Abraham Lincoln freed the slaves.
Christopher Columbus discovered America.
The Rev. Martin Luther King Jr. had a “dream.”
We like to remember history in short and snappy bumper-sticker sound bites. Real life is a bit more complicated.
Columbus “discovered” a “New World” that was new to him anyway, not to the people who already lived in it.
Lincoln’s Emancipation Proclamation did free slaves in the states that seceded. He had to prod, cajole, bribe and browbeat Congress to free the rest.
And the Rev. Dr. King did have a “dream” that he described eloquently at the historic March on Washington for Jobs and Freedom 50 years ago. But more important, he had an agenda.
He described his dream so powerfully and memorably in the concluding portion of his 16-minute speech that it has been too easy for the rest of us to forget the agenda that he laid out in the earlier part.

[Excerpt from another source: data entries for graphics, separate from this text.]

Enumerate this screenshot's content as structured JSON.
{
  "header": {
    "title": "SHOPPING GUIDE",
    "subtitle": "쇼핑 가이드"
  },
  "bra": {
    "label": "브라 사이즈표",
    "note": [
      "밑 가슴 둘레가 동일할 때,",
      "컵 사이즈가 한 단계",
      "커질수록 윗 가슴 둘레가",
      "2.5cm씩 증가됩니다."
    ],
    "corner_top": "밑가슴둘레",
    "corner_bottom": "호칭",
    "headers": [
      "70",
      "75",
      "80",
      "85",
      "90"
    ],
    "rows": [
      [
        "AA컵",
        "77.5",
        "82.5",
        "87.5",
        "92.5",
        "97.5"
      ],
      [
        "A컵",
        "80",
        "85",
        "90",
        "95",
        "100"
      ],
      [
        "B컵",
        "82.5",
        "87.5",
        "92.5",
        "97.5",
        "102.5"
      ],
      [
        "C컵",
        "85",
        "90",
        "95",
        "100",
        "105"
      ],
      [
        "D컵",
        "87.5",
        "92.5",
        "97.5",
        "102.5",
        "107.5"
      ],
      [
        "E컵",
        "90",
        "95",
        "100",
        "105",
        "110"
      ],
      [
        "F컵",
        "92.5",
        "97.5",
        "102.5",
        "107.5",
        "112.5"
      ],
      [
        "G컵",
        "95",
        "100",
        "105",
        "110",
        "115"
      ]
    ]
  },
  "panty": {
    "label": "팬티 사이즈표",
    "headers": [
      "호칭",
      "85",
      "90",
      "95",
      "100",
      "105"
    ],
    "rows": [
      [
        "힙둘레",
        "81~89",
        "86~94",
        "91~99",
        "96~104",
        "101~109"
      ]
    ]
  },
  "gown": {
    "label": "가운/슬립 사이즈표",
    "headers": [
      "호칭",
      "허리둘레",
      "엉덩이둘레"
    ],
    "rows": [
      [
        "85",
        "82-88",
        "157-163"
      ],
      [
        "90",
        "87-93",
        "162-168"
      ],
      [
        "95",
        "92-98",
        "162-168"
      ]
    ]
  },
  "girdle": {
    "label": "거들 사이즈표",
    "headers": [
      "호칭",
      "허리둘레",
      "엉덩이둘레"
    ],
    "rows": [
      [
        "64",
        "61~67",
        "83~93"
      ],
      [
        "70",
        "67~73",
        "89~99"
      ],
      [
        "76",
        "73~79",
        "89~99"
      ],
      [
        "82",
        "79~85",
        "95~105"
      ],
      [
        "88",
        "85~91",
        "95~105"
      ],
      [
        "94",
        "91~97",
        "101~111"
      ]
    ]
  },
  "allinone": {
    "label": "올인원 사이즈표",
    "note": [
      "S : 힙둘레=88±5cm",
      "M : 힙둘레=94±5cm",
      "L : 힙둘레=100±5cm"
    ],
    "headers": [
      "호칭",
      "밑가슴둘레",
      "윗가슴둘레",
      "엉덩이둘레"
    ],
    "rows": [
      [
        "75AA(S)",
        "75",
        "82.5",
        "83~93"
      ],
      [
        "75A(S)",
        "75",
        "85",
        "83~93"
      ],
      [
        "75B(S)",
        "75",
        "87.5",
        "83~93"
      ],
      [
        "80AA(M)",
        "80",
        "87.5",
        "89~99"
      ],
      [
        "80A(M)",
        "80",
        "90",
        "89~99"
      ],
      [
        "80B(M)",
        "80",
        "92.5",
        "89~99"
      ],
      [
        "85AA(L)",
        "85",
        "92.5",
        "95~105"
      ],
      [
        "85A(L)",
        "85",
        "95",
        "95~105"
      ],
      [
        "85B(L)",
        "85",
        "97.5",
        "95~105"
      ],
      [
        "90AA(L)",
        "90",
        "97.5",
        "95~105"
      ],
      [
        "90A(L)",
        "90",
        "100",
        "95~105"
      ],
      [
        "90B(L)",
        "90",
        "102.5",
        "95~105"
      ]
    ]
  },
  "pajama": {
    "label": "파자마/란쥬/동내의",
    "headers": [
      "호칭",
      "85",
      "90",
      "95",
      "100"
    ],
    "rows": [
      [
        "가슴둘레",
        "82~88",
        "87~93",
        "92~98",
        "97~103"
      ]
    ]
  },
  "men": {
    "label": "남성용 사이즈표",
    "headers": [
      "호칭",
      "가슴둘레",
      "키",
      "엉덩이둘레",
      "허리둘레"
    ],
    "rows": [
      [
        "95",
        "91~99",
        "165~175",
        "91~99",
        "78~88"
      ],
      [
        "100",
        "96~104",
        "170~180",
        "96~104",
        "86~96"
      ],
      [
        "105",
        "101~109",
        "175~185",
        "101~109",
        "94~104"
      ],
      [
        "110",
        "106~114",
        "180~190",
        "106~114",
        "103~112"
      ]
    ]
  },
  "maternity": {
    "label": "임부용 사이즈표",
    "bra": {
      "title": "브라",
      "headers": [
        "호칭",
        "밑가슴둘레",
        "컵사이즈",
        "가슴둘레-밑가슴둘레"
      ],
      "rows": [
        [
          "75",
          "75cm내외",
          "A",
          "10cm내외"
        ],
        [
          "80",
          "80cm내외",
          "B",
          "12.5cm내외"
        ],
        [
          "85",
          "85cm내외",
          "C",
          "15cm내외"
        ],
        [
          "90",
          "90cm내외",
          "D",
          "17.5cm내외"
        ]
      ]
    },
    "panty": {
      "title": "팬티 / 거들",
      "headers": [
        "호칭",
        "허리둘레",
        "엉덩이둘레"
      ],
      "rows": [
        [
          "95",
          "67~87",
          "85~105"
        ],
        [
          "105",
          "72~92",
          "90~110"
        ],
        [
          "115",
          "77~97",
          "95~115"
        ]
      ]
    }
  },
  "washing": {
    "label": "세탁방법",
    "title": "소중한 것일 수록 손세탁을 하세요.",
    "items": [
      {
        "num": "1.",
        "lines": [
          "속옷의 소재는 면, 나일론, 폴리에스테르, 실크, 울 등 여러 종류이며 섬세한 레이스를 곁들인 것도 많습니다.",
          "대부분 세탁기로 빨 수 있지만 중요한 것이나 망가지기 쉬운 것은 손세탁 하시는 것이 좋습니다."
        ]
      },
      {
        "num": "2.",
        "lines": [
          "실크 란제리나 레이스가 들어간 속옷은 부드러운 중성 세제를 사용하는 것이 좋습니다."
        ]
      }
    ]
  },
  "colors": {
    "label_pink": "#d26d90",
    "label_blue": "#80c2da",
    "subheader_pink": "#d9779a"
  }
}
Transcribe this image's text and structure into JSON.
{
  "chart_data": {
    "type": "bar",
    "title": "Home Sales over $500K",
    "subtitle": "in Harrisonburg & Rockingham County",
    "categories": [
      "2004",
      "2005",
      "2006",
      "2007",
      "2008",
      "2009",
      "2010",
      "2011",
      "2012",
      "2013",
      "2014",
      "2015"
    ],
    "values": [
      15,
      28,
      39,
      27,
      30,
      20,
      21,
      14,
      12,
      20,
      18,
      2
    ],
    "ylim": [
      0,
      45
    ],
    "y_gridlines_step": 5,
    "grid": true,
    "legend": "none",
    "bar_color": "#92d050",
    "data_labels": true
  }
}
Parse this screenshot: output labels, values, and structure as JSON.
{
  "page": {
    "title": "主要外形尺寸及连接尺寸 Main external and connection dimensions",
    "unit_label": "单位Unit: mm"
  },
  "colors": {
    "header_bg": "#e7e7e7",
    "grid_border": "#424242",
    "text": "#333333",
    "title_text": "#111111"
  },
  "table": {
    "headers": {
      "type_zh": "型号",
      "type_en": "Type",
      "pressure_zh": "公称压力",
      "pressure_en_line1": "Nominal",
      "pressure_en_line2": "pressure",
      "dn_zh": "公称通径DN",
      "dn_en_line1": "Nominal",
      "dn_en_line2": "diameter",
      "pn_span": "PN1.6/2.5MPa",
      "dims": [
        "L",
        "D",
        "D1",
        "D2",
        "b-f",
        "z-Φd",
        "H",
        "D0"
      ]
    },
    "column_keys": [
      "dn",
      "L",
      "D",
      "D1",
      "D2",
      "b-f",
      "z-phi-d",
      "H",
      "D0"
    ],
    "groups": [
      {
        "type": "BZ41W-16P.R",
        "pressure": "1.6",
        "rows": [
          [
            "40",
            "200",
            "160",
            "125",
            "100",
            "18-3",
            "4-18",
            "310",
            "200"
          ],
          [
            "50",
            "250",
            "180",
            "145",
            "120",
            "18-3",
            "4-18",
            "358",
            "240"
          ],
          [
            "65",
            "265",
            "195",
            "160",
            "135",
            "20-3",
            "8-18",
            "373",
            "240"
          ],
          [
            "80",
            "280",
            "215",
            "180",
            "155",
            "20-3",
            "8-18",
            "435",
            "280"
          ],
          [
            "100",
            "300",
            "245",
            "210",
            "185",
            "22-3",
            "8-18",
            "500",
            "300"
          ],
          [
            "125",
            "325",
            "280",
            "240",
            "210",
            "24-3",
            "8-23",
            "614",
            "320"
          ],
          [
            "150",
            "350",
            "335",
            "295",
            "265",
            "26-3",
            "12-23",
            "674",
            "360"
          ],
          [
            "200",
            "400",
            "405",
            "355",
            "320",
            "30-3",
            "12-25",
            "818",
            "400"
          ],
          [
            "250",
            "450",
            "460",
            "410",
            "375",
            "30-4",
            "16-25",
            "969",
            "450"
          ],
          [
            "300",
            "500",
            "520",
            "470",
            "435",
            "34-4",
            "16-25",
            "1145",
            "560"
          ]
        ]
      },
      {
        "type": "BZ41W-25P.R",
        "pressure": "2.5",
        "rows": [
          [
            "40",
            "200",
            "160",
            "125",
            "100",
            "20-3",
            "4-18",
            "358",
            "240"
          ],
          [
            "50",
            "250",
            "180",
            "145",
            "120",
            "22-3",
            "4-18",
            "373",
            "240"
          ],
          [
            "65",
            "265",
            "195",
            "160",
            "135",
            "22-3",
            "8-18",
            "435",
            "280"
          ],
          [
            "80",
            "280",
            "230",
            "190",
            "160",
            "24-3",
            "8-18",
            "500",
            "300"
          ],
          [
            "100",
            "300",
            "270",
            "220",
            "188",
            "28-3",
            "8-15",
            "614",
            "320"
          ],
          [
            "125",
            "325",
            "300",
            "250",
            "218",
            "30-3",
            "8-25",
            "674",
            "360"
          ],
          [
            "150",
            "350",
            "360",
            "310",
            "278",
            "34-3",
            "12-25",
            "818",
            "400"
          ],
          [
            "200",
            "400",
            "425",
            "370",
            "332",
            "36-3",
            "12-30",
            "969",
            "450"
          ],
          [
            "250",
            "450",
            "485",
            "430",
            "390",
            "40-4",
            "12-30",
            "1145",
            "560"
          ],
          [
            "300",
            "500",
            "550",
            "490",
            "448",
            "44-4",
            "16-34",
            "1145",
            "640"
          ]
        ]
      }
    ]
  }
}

That’s understandable. The magnetic invitation of King’s majestic words, delivered with a drumbeat refrain of “I have a dream...,” quite properly deserves a top-shelf position in the canon of American oratory.
With generous references to the Gettysburg Address, the Emancipation Proclamation, the Declaration of Independence and the Constitution, King grounded his speech, not in radical notions of social change but as a fulfillment of the nation’s founders’ noblest ideals. His dream, as he put it, was “as old as the American dream.”
And the story of how its closing “dream” refrain almost didn’t happen has become legendary in civil rights circles. As Clarence B. Jones, who helped King draft speeches, describes it, King had major-megaton case of writer’s block over how to end his speech. He was the final speaker of the day and wanted to leave his audiences -- on the Washington Mall, in the White House and in homes across America -- inspired. But how?
As he reached the end of his remarks in front of the huge crowd King and began to improvise, the answer came in a woman’s voice. The iconic gospel queen Mahalia Jackson shouted over the crowd: “Tell them about the dream, Martin!”
He did. Like an oratorical jazz musician he smoothly segued into an improvised version of the “dream” refrain that he had used to great effect in speeches earlier that year. It has since come to define King’s entire career in our collective memory, especially this often-quoted line: “I have a dream that my four little children will one day live in a nation where they will not be judged by the color of their skin but by the content of their character.”
Conservatives in particular like to quote that line to argue against any social policies or programs that would take race into account. Yet using King’s “dream” to argue against race-based remedies is almost as intellectually dishonest as quoting Lincoln to argue in favor of slavery.
When King talks earlier his speech, for example, about the “promissory note” that the founders wrote in this nation’s founding documents, he wasn’t talking about a used car loan.
To see King’s agenda detailed on that special day 50 years ago you have to turn to the organizing manual for the march. It listed 10 demands. Seven concerned issues of racial discrimination that were fulfilled in the civil rights, voting rights and fair housing legislation that President Lyndon Johnson would sign into law -- with strong Republican support, by the way, to get past stiff resistance from Southern segregationist Democrats.
Southern conservatives have since found a new home in the party of Abraham Lincoln. Political history is full of ironies.
Yet three of the march’s 10 demands concerned economic issues that remain timely today and not just for African Americans: A raise in the national minimum wage, an expansion of the Fair Labor Standards Act and “a massive federal program to train and place all workers -- Negro and white -- on meaningful and dignified jobs at decent wages.”
Conservatives on talk radio and cable TV praise King’s memory today. But if he were still around, I imagine they would be accusing him of waging “class warfare” and “playing the race card.” Names change but the political game stays the same.